Quindi, il simbolo e lo slogan della campagna “Vincono le idee”, che rafforza il concept di una comunicazione senza eccessi, toni gridati, che mette in primo piano il partito e non il leader. Una campagna molto simile a quella realizzata sempre da Proforma per il Partito democratico nel 2018, meno dettagliata della attuale, allora dettata dalla necessità di depersonalizzarne il più possibile la comunicazione, eccessivamente connotata dalla figura del suo segretario Mattero Renzi, fortemente impopolare dopo la sconfitta elettorale al referendum istituzionale del 2016. Il quale però non ha resistito alla tentazione di essere presente almeno nello spot “Pensaci”, realizzato quell’anno per la rete e i cinema.
Fratelli d’Italia
Centrale nel manifesto di Fratelli d’Italia è invece l’immagine della sua leader Giorgia Meloni. Una personalizzazione esplicita, come nella tradizione di FdI e del centrodestra, solo in parte attenuata dalla forma plurale dello slogan «pronti a risollevare l’Italia», che per uso del grassetto e per dimensione della parola iniziale, risulta quasi urlato.

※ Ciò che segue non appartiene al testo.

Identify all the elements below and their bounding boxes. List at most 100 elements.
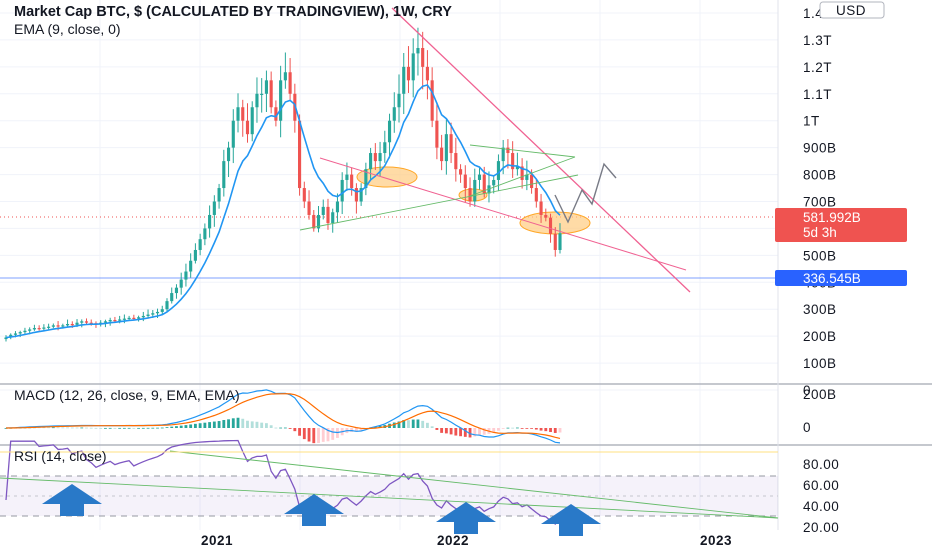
macd-bar	[534, 428, 538, 430]
macd-bar	[430, 426, 434, 428]
macd-bar	[520, 428, 524, 429]
macd-bar	[302, 428, 306, 440]
macd-bar	[165, 427, 169, 428]
rsi-arrows[interactable]	[42, 484, 601, 536]
macd-bar	[459, 428, 462, 437]
macd-bar	[80, 427, 84, 429]
candle-body	[122, 318, 126, 320]
candle-body	[89, 322, 93, 324]
candle-body	[307, 201, 311, 215]
rsi-tick-40: 40.00	[803, 499, 839, 514]
trendline-lower-green[interactable]	[469, 156, 576, 197]
macd-bar	[250, 421, 254, 428]
candle-body	[477, 174, 482, 180]
macd-bar	[350, 428, 354, 432]
price-tick-label: 1T	[803, 114, 820, 129]
macd-tick-0: 0	[803, 420, 811, 435]
macd-bar	[151, 427, 155, 429]
macd-bar	[549, 428, 552, 432]
candle-body	[37, 328, 41, 330]
macd-bar	[227, 419, 230, 428]
macd-bar	[321, 428, 325, 442]
candle-body	[530, 174, 534, 189]
candle-body	[544, 214, 548, 218]
chart-title[interactable]: Market Cap BTC, $ (CALCULATED BY TRADING…	[14, 4, 452, 20]
candle-body	[331, 212, 335, 224]
candle-body	[255, 93, 259, 108]
candle-body	[80, 321, 84, 323]
candle-body	[51, 325, 55, 327]
trendline-lower[interactable]	[319, 157, 687, 271]
macd-bar	[444, 428, 448, 434]
candle-body	[515, 166, 519, 170]
candle-body	[4, 337, 8, 340]
candle-body	[108, 319, 112, 322]
macd-bar	[179, 425, 183, 428]
candle-body	[312, 214, 316, 229]
price-axis[interactable]: 1.4T1.3T1.2T1.1T1T900B800B700B600B500B40…	[803, 6, 837, 398]
macd-bar	[75, 427, 79, 429]
macd-bar	[331, 428, 335, 440]
macd-bar	[283, 427, 287, 429]
time-label-2023: 2023	[700, 533, 732, 548]
macd-bar	[416, 419, 420, 428]
macd-bar	[525, 428, 529, 429]
macd-bar	[468, 428, 472, 438]
price-tick-label: 800B	[803, 168, 837, 183]
macd-bar	[553, 428, 557, 433]
currency-button-label: USD	[836, 3, 866, 18]
candle-body	[18, 332, 22, 334]
trendline-resistance[interactable]	[391, 7, 691, 293]
candle-body	[430, 80, 434, 121]
rsi-tick-60: 60.00	[803, 478, 839, 493]
macd-bar	[425, 422, 429, 428]
ellipse-support-1[interactable]	[356, 166, 418, 188]
candle-body	[548, 217, 553, 234]
macd-bar	[141, 427, 145, 429]
up-arrow-icon[interactable]	[436, 502, 496, 534]
macd-bar	[113, 427, 117, 429]
rsi-trendline-2[interactable]	[169, 450, 779, 519]
candle-body	[231, 120, 235, 148]
drawing-trendlines[interactable]	[299, 7, 691, 293]
ema-legend[interactable]: EMA (9, close, 0)	[14, 21, 121, 37]
macd-bar	[397, 421, 401, 428]
macd-bar	[170, 426, 174, 428]
price-tick-label: 500B	[803, 248, 837, 263]
candle-body	[463, 174, 467, 189]
trendline-upper-green[interactable]	[469, 144, 576, 158]
currency-button[interactable]: USD	[819, 1, 885, 19]
candle-body	[132, 317, 136, 320]
macd-legend[interactable]: MACD (12, 26, close, 9, EMA, EMA)	[14, 387, 240, 403]
macd-histogram	[4, 417, 562, 444]
candle-body	[13, 333, 18, 335]
candle-body	[113, 319, 117, 322]
rsi-legend[interactable]: RSI (14, close)	[14, 448, 107, 464]
macd-bar	[94, 427, 98, 429]
macd-bar	[274, 427, 278, 429]
trendline-support-green[interactable]	[299, 174, 579, 231]
up-arrow-icon[interactable]	[42, 484, 102, 516]
macd-bar	[421, 420, 425, 428]
macd-bar	[137, 427, 141, 429]
macd-bar	[288, 428, 292, 429]
candle-body	[534, 188, 538, 202]
candle-body	[411, 53, 415, 81]
candle-body	[444, 134, 448, 162]
projection-path[interactable]	[554, 162, 617, 224]
candles-group	[4, 27, 562, 342]
macd-bar	[411, 419, 415, 428]
candle-body	[335, 201, 340, 213]
candle-body	[222, 161, 226, 189]
candle-body	[440, 147, 444, 162]
macd-bar	[260, 422, 264, 428]
macd-bar	[407, 420, 410, 428]
up-arrow-icon[interactable]	[541, 504, 601, 536]
candle-body	[316, 214, 321, 229]
candle-body	[373, 153, 377, 162]
macd-bar	[118, 427, 122, 429]
price-tick-label: 200B	[803, 329, 837, 344]
rsi-trendline-1[interactable]	[0, 477, 779, 519]
up-arrow-icon[interactable]	[284, 494, 344, 526]
macd-bar	[208, 422, 212, 428]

Si tratta di un manifesto istituzionale, che posiziona il partito e ne esplicita le ambizioni politiche, senza addentrarsi in punti programmatici specifici. Da una parte, proposte e temi enunciati da una forza politica, dall’altra un’autoaffermazione di adeguatezza da parte del leader che si autocandida a presidente del Consiglio.

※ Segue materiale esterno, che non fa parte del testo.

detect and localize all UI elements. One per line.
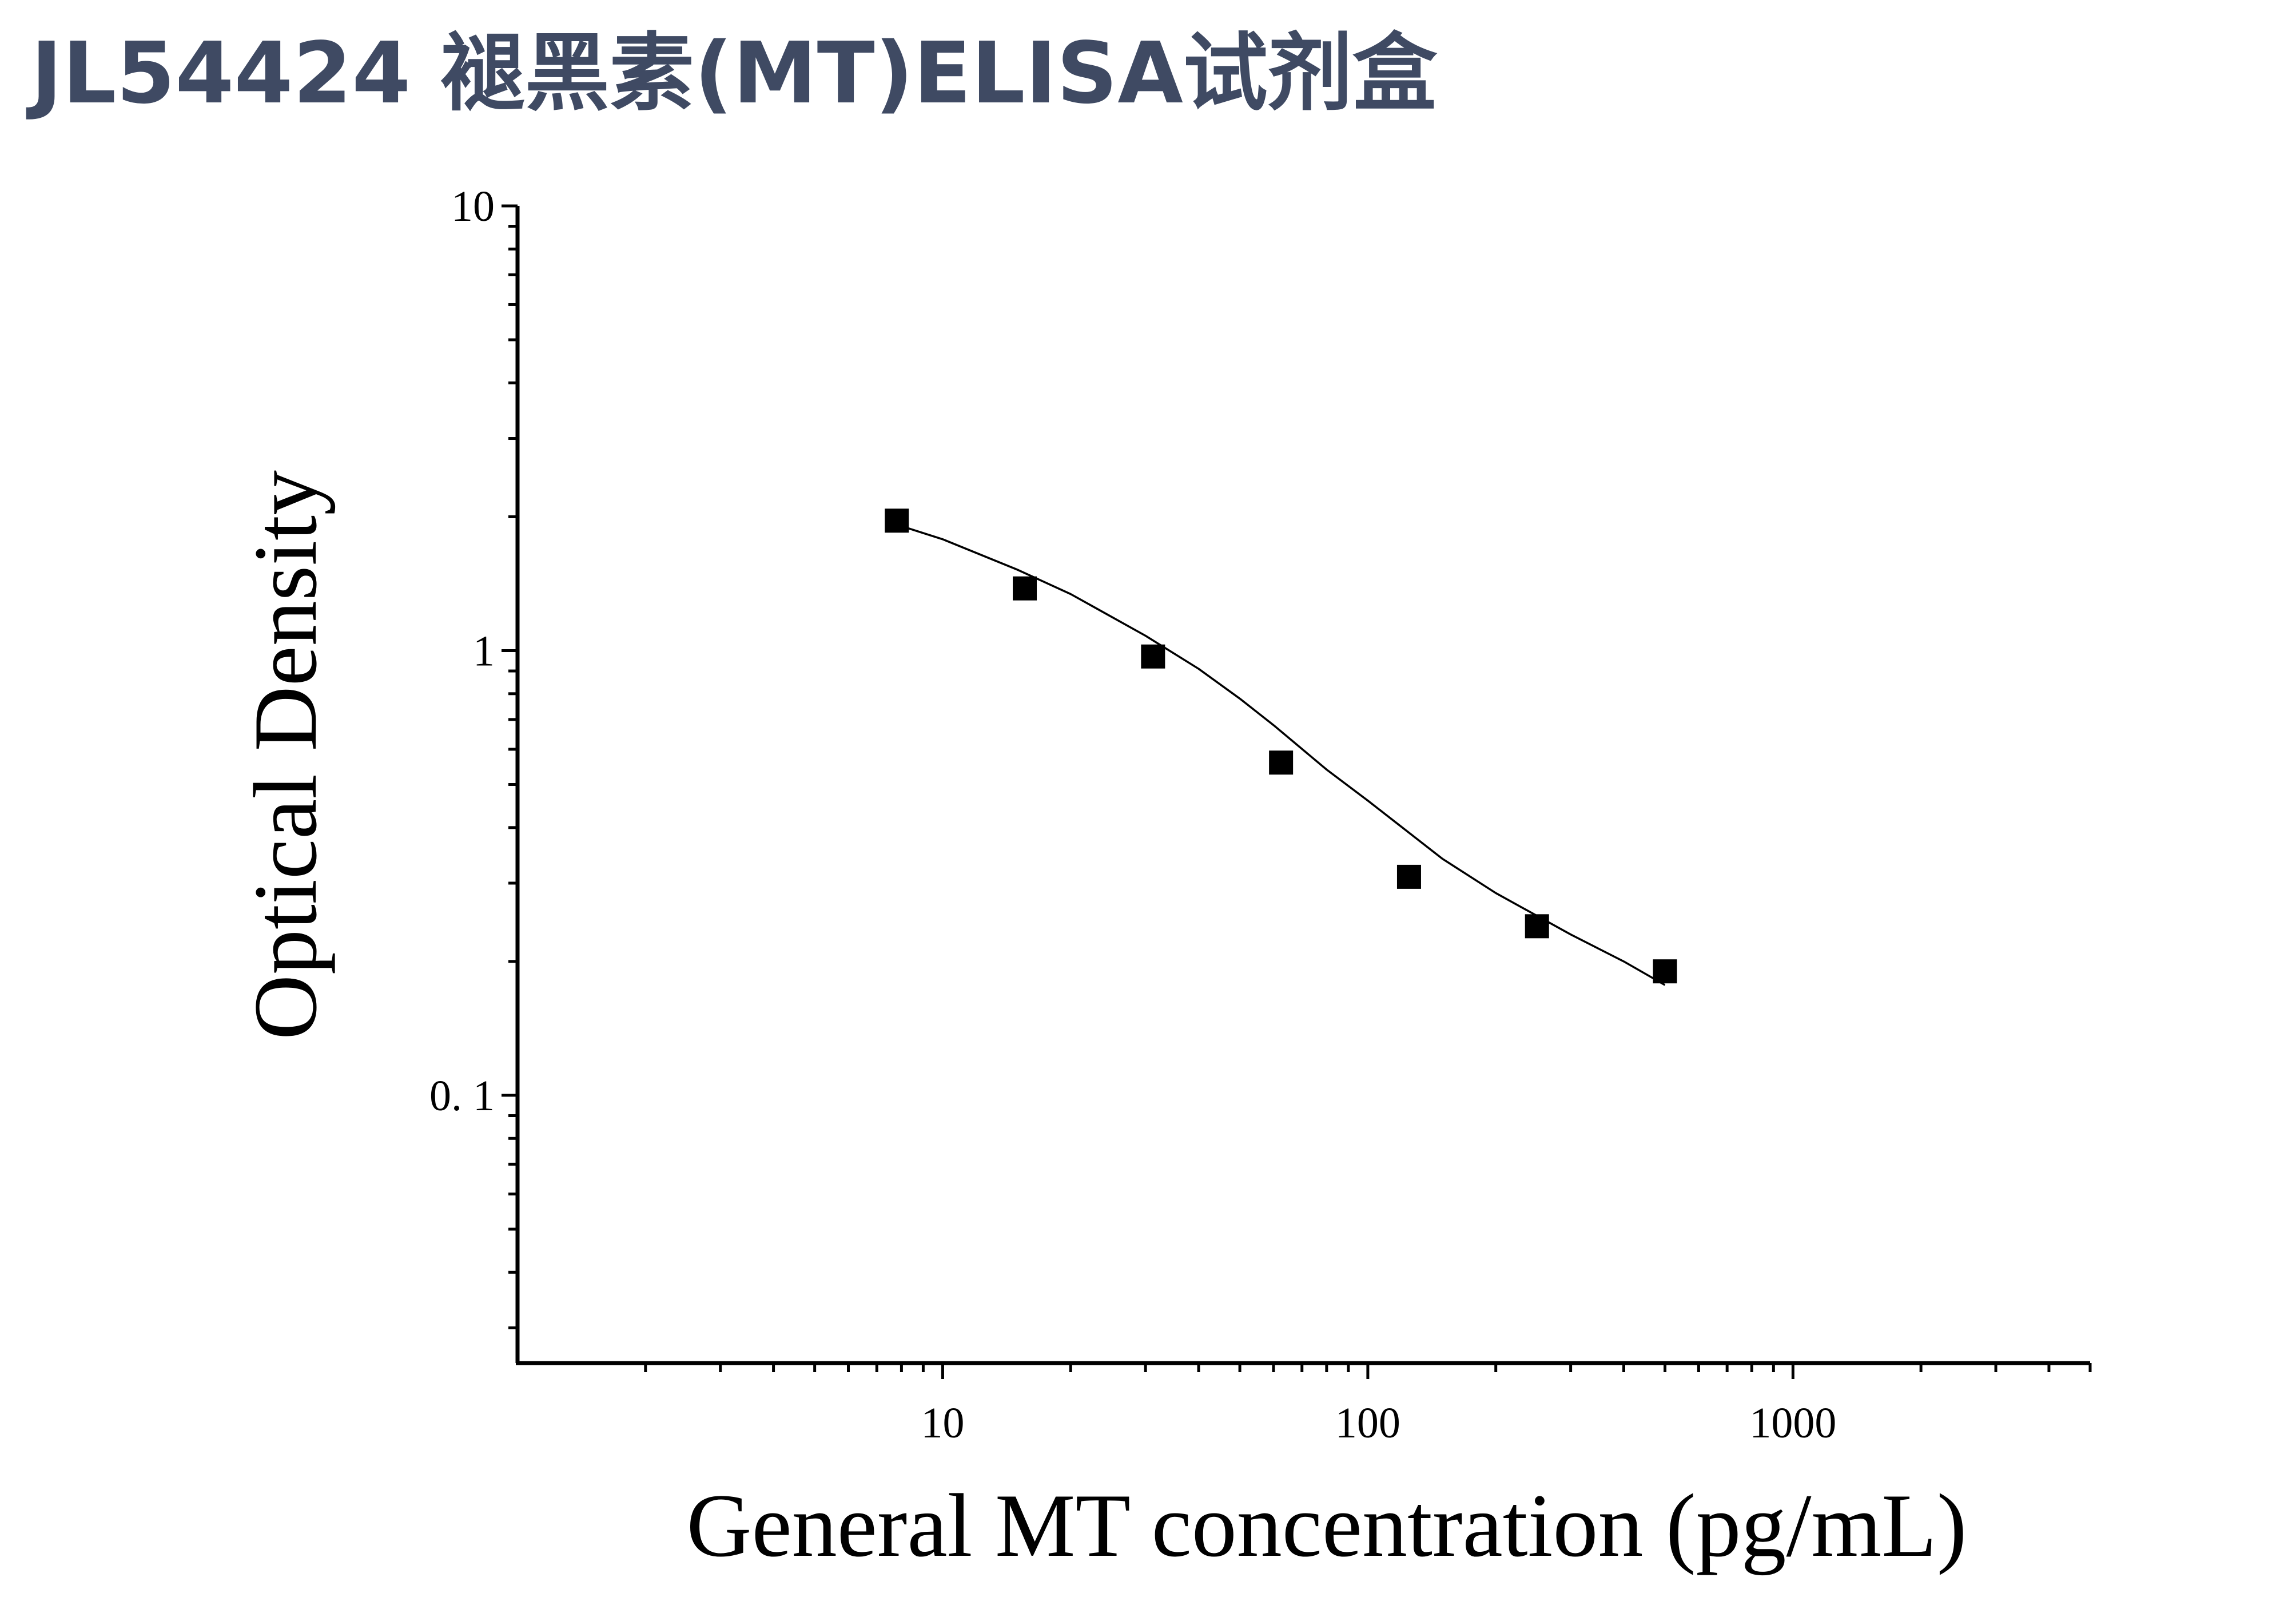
x-tick-label: 10 — [921, 1399, 964, 1447]
page-title: JL54424 褪黑素(MT)ELISA试剂盒 — [31, 24, 1437, 122]
y-tick-label: 10 — [451, 182, 495, 231]
data-point — [1653, 959, 1677, 984]
y-tick-label: 0. 1 — [429, 1072, 495, 1120]
tick-labels: 10 100 1000 10 1 0. 1 — [429, 182, 1836, 1447]
x-tick-label: 100 — [1335, 1399, 1400, 1447]
data-point — [1525, 914, 1549, 939]
data-point — [885, 508, 909, 533]
data-point — [1141, 644, 1165, 669]
x-axis-title: General MT concentration (pg/mL) — [686, 1476, 1967, 1576]
y-axis-title: Optical Density — [236, 470, 336, 1040]
data-points — [885, 508, 1677, 984]
data-point — [1269, 750, 1294, 775]
axes — [502, 204, 2092, 1379]
data-point — [1396, 864, 1421, 889]
y-tick-label: 1 — [473, 627, 495, 675]
data-point — [1013, 576, 1037, 601]
x-tick-label: 1000 — [1749, 1399, 1836, 1447]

Un cambio di status che impone un intervento sull’immagine di Giorgia Meloni, ritratta sorridente e serena con il capo appoggiato sulla mano sinistra in una posa che richiama riflessione e ponderatezza.
Una Meloni molto diversa dalla pasionaria dei manifesti del lontano 2013 quando, sguardo verso un orizzonte lontano, proclamava “Senza paura” o, solo l’anno scorso, con aria dura e di sfida annunciava “L’Italia del riscatto”.
Il risultato è una leader di FdI più vicina a Marine Le Pen dopo il restyling di immagine in vista del ballottaggio per le elezioni presidenziali francesi, e meno Giovanna d’Arco.
Due strategie e registi comunicativi opposti fra un Pd che ha la necessità di fare emergere la sua agenda, troppo spesso appannata da compromessi e alleanze, e FdI che mira a ribadire la leadership nel centrodestrra e, al contempo, rassicurare e apparire un soggetto politico affidabile.
Il peso che questi manifesti possono avere, in epoca di campagne digitali combattute a colpi di post e tweet, sull’orientamento delle opinioni degli italiani e sull’esito delle elezioni è dubbio. Ma la loro presenza sui muri delle nostre città serve quantomeno a ricordare agli elettori distratti dall’estate e che non vivono immersi nella rete, dove la pre campagna impazza, che il voto del 25 settembre si avvicina, e a tematizzare alcuni argomenti, ben rappresentando differenze programmatiche e valoriali.
Dati e materiali provengono dal monitoraggio della campagna elettorale sviluppato dall’Archivio spot politici dell'Università di Roma Tre in collaborazione con Extreme e Kapusons.